What is the residue of exp(1/z) at z=0?

[DrKareem]

Hi. I'm trying to find the residue of

\exp{\frac{1}{z}}

at z=0 since it is a pole, so I can integrate the function over the unit circle counterclockwise. I expanded this function in Laurent Series to get

\exp{\frac{1}{z}} = 1 + \frac{1}{1!z} + \frac{1}{2!z^2}+ ...

So in this case the residue is the coefficient of 1/z which is 1. Is this method correct? There is no answer to it in the book...

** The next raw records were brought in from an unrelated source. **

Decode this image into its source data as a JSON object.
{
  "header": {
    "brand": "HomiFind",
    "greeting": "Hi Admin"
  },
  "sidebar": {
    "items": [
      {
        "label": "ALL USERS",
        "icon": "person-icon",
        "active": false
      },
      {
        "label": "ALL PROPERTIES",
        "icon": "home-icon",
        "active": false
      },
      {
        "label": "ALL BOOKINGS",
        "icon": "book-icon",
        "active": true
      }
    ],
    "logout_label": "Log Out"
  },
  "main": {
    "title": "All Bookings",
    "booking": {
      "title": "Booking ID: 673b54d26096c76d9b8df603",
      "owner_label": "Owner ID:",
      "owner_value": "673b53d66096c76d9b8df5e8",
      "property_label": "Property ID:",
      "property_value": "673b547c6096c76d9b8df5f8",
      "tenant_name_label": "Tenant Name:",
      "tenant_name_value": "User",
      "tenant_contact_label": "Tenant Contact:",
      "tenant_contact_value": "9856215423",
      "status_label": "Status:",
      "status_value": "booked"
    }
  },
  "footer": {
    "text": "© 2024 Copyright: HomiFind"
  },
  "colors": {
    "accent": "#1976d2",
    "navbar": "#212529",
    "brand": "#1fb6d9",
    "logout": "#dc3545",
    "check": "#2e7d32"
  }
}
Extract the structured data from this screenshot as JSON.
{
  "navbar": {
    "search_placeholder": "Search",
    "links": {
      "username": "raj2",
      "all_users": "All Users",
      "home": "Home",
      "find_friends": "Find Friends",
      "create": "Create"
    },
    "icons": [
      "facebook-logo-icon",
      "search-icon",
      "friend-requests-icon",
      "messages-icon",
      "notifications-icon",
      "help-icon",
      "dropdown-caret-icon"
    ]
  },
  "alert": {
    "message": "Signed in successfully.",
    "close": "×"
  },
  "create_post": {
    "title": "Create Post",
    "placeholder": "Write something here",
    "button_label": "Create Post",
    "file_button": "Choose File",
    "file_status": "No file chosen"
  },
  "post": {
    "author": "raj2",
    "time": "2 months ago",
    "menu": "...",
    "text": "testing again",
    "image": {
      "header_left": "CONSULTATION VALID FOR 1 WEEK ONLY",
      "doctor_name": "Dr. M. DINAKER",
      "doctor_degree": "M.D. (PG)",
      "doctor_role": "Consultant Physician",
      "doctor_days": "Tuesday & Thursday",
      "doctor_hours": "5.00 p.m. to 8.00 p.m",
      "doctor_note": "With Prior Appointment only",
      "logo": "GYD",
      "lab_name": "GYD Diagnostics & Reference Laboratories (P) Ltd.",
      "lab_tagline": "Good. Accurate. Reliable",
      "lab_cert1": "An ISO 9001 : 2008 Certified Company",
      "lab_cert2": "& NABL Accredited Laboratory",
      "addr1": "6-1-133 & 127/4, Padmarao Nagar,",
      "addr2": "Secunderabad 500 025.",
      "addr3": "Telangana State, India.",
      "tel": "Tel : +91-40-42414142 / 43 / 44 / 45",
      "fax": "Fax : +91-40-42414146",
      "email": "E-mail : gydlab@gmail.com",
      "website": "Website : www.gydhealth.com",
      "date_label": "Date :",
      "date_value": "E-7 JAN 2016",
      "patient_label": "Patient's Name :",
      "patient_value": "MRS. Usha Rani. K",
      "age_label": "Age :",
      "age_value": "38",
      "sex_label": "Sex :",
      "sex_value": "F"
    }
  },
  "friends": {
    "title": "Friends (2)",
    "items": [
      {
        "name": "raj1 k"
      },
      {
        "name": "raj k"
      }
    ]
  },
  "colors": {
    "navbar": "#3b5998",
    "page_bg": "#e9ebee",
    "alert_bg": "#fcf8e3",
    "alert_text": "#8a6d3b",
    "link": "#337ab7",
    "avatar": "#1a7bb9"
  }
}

EDIT: If you guys can find the residue using another method, please teach me.
EDIT 2: Fixed the typo :p

 

[marcusl]

Perfect, except you need z^(-2) in the 3rd term above (i'm sure you made a typo).

 

[DrKareem]

Oh yes it is a typo. Thanks for the input.

 

[HallsofIvy]

Except that z= 0 is NOT a pole for e^1/z. A point is a "pole of order n" for function f(z) is zⁿf(z) is analytic but no z^kf(z) is analytic for k< n. In particular, the Laurent series for f(z) has no power of z less than -n. Since the Laurent series for e^1/z has all negative integers as powers, z= 0 is an essential singularity, not a pole.

 

[arunma]

It's been a couple years since I took complex analysis, but yes, this seems like a perfectly accurate way to find the Laurent Series (and by consequence the residue as well).

 

[DeadWolfe]

Halls is correct. The residue is defined only for a pole of finite order, which you do not have.

 

[DrKareem]

Thank you HallsofIvy for clarifying this matter. This must be the reason why the other methods for finding the residue are not applicable, just like what Deadwolfe suggested. That explains a lot. And thanks for the rest for your input.